You’re not likely to think of Ridley Scott’s new biblical epic Exodus: Gods & Kings as a Spanish film, but Iberian influences peep out all over its digitally rendered panoramas. Shot in Almería and the Canary Islands, it features Spanish actress María Valverde; the score is by Spanish composer Alberto Iglesias, best known for his collaborations with Pedro Almodóvar; while it’s co-produced by Madrid-based Babieka films. Like Darren Aronofsky’s Noah before, it’s another modern-day retelling of a familiar Bible tale, this time the story of Moses. Christian Bale stars as the prophet leading his people to freedom from slavery under the yoke of Egyptian pharaoh Ramesses II (Joel Edgerton) as a barrage of plagues attacks the kingdom. Rounding off the cast are John Turturro, Breaking Bad’s Aaron Paul, Ben Mendelsohn, Sigourney Weaver and Sir Ben Kingsley. What’s more, anyone in striking distance of Madrid will be able to check out costumes from the film at an exhibition at the city’s Museo del Traje that runs until January 16.
The annual effort from Woody Allen, Magic in the Moonlight stars Colin Firth as a 1920s stage conjurer who finds his faith in reason put to the test when he’s dispatched to the Côte d’Azur to debunk spiritualist Emma Stone, who’s been taken in by a wealthy family. Marcia Gay Harden, Jacki Weaver, Eileen Atkins and Simon McBurney also feature.
Staying on the other side, horror flick Ouija sees a group of young friends dropping like flies after they start larking around with one of the famous spirit boards. Already a hit in the US and UK, the movie marks the debut of director Stiles White.
Kevin Kline plays hard-drinking, sword-swinging Hollywood star Errol Flynn in The Last of Robin Hood, a biopic about the scandalous relationship the Tasmanian Devil had with an underage starlet at the end of his life. Susan Sarandon plays the pushy stage mom who encouraged the match-up in writer-directors Richard Glatzer and Wash Westmoreland’s drama.
Mommy is already the fifth feature from 25-year-old French-Canadian prodigy Xavier Dolan.

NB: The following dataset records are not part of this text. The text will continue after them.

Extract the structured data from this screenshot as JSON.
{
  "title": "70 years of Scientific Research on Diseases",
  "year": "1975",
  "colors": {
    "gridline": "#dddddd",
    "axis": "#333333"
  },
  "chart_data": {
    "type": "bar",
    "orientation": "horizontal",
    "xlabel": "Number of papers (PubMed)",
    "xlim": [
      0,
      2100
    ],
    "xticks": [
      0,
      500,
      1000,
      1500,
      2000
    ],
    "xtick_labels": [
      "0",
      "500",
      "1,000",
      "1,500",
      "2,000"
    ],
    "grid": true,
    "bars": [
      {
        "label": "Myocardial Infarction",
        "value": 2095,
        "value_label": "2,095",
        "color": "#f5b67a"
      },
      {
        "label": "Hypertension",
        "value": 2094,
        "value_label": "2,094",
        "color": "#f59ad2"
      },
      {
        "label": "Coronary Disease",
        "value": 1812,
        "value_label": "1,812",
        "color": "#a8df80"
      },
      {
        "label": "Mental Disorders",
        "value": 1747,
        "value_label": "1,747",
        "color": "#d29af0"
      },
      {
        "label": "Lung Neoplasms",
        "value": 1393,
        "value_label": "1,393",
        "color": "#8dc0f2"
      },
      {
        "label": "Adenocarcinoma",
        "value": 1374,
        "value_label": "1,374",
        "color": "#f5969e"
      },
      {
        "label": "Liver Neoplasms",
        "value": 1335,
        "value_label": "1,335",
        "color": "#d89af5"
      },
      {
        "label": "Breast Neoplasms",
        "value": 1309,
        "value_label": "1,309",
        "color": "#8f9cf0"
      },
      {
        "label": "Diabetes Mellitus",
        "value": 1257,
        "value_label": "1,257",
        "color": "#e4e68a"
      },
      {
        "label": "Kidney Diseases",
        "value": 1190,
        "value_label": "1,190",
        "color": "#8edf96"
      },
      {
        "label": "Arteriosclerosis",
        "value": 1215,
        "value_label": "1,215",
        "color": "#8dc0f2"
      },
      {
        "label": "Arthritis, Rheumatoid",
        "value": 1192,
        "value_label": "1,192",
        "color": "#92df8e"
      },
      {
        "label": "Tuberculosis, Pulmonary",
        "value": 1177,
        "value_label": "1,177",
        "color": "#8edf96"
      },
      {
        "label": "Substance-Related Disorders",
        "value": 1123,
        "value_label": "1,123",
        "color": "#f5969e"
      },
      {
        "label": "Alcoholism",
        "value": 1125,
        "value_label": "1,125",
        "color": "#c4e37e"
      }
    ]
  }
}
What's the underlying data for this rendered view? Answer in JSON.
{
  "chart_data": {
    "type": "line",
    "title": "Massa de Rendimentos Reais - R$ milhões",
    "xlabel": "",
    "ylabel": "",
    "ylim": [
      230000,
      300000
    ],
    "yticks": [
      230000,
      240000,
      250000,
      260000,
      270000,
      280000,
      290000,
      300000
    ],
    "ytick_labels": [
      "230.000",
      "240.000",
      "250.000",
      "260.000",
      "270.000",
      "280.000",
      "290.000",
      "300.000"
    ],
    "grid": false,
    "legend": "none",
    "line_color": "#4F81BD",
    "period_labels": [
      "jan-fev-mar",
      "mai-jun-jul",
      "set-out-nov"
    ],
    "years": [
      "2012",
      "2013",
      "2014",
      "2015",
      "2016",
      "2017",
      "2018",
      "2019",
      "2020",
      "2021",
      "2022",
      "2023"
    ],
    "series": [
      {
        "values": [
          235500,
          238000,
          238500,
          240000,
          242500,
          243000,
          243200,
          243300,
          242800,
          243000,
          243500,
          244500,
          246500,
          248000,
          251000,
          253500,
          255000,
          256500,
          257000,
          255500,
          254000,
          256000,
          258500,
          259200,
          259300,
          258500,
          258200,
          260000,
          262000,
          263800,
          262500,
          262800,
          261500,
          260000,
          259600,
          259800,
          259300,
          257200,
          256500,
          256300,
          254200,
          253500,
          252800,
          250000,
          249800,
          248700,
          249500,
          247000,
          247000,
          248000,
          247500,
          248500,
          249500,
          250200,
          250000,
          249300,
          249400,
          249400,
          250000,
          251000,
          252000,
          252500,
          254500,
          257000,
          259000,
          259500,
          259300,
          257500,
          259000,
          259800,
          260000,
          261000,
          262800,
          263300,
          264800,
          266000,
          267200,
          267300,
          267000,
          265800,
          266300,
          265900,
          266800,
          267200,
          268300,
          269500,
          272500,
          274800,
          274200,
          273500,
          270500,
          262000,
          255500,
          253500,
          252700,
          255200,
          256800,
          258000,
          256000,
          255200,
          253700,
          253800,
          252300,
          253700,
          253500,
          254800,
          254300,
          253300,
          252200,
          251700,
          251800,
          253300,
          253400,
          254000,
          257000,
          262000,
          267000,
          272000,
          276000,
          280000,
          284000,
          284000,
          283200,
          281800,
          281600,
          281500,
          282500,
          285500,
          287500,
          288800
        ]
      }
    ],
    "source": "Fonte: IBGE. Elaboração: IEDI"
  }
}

The joint winner of this year’s Jury Prize at Cannes (with Jean-Luc Godard’s Goodbye to Language), it’s the story of a single mom being driven to her wits’ end by her tearaway teenage son who receives help from her lonely neighbor.
The debut of filmmaker Rebecca Thomas, Electrick Children stars Julia Garner as a 15-year-old member of a strict Utah Mormon community who falls pregnant after discovering a cassette of banned rock music, claiming listening to the tape triggered an immaculate conception. After her parents arrange a marriage for her, she runs off to Las Vegas to find the man responsible for the child-spawning tunes.